Between November 2014 and January 2016, the Australian Securities & Investments Commission (ASIC) conducted reviews of the due diligence practices of 12 IPO issuers, ranging across small, mid-sized and larger offers and a sample of offers from emerging market issuers.
ASIC says its review – outlined in ‘REP 484’ – focused on the practices and processes adopted by issuers in producing a prospectus with the IPO.
“Due diligence is not a process prescribed in the Corporations Act 2001 (Corporations Act),” REP 484 states. “Rather, it has emerged as a market practice to ensure that the prospectus is accurate and complete.”

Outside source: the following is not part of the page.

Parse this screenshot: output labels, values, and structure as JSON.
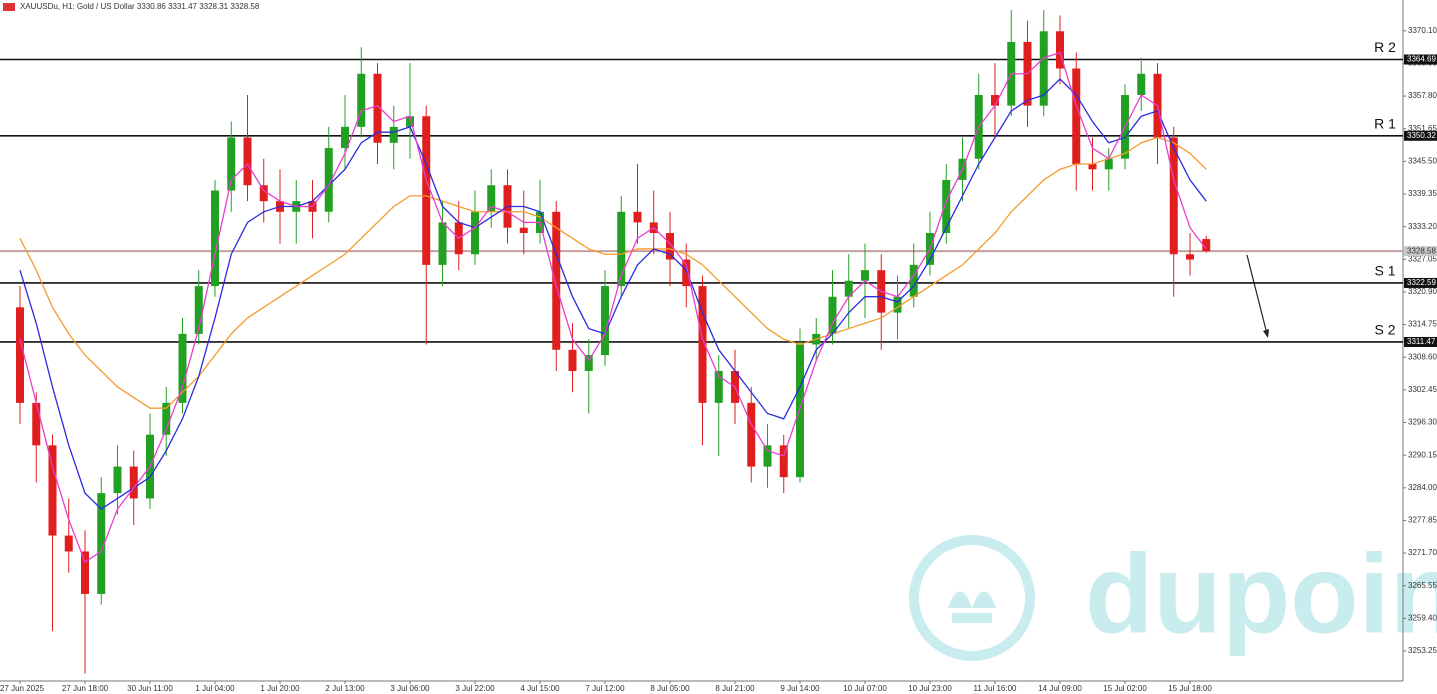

ASIC Commissioner John Price said the purpose of the review was to observe market practices. He said due diligence mitigated the risk of future liability from a poor-quality prospectus. Due diligence also ensured the prospectus was not misleading and included all information necessary to make an informed investment decision.
“There are clear benefits in conducting a thorough due diligence process and significant consequences for poor quality due diligence,” Price said.
The report makes it clear that while company directors have to stand by the accuracy of a prospectus in an IPO, their legal advisers must support the due diligence. “It is important for these parties to engage in a robust and thorough due diligence process supported by their advisers to satisfy themselves that this information is not defective.”
ASIC’s review concluded that the issuers who demonstrated poor due diligence practices produced prospectuses with defective disclosure, “such as misleading and deceptive statements with no reasonable basis. These prospectuses also omitted material information that would have been included had the issuer conducted all reasonable investigations.”
Even in instances where a number of due diligence processes had been adopted and followed, ASIC observed a number of issuers using a ‘box ticking’ approach to the due diligence rather than focusing on the disclosure in the prospectus.
The key observations of REP 484 include not only that poor due diligence practices often produced prospectuses with defective disclosure, but that low-cost due diligence may often lead to delays, further work and ultimately be more costly to an issuer.